He quoted an N'sync song to confess his attraction to me. Needless to say, I had sex with him.
Just so we both are on the same page, I have no solid plans as to where I'll be sleeping tonight.
Just witnessed a fat girl fall off the treadmill, pop a medicine ball, and drink coke out of a water bottle all in one workout.
just woke up in a hotel room.. realizing its the hotel i work at.. lets see how this walk of shame turns out
Satisfying Perfect Camera Moments
Apparently, there is a horrible ghonorrea out break at our school. Woo!
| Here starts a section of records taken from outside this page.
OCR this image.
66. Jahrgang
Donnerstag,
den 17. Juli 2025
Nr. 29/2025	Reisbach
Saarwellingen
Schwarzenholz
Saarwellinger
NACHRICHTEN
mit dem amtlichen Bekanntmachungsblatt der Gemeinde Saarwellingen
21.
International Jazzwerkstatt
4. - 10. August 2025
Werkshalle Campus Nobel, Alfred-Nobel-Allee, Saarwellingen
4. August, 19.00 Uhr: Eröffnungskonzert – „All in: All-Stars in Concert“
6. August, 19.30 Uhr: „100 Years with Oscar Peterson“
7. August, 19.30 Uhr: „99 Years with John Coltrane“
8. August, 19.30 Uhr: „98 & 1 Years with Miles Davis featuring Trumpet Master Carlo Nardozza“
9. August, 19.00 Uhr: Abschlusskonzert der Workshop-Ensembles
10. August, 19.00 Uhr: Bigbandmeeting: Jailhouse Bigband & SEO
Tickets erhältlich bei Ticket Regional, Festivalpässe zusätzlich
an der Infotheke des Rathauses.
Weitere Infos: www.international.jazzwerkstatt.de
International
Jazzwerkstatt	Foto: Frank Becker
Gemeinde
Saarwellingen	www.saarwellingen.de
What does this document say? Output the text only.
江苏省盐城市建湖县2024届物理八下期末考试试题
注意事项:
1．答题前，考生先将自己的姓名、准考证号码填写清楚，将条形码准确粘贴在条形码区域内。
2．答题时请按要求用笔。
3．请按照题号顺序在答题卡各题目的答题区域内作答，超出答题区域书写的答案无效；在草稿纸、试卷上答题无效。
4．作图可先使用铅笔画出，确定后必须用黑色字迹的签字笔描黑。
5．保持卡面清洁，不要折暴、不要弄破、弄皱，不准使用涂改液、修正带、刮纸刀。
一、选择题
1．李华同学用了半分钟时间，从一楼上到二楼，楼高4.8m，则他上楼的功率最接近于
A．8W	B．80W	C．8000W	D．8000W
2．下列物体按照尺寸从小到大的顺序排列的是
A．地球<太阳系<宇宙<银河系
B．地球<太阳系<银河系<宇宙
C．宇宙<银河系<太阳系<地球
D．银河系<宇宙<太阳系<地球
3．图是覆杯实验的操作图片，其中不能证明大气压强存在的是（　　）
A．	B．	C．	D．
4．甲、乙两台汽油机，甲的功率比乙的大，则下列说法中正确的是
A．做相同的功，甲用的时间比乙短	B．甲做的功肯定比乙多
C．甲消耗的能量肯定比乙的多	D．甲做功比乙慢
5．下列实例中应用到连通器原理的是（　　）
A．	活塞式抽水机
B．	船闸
What a way for Loyola to welcome us back.
I have some memory of taking a dump in a guitar case.
I watched her choke out a bouncer with the broken strap from her purse, I think shes the one.
I talked a bachelorette party out of a 4 person bucket of long islands, and drank it by myself. Please call me a taxi. The fat brides maid just grabbed my cock
you said you were a responsible adult. then you licked the wall.
This Dog Travel Carrier is a Must
I am at 2.05 miles in under 11 minutes. So either this thing is broke or I should always work out wasted.
I was grossed out that all their candles smelled like vagina and then I remembered where my fingers had been.
First sunburned tits of the season. And it's only April... I feel like it's going to be a good summer.
I didn't think it was possible but he dislocated his thumb during intercourse last night then cried
He's so sweet...I can't see him enjoying that I got injured during sex.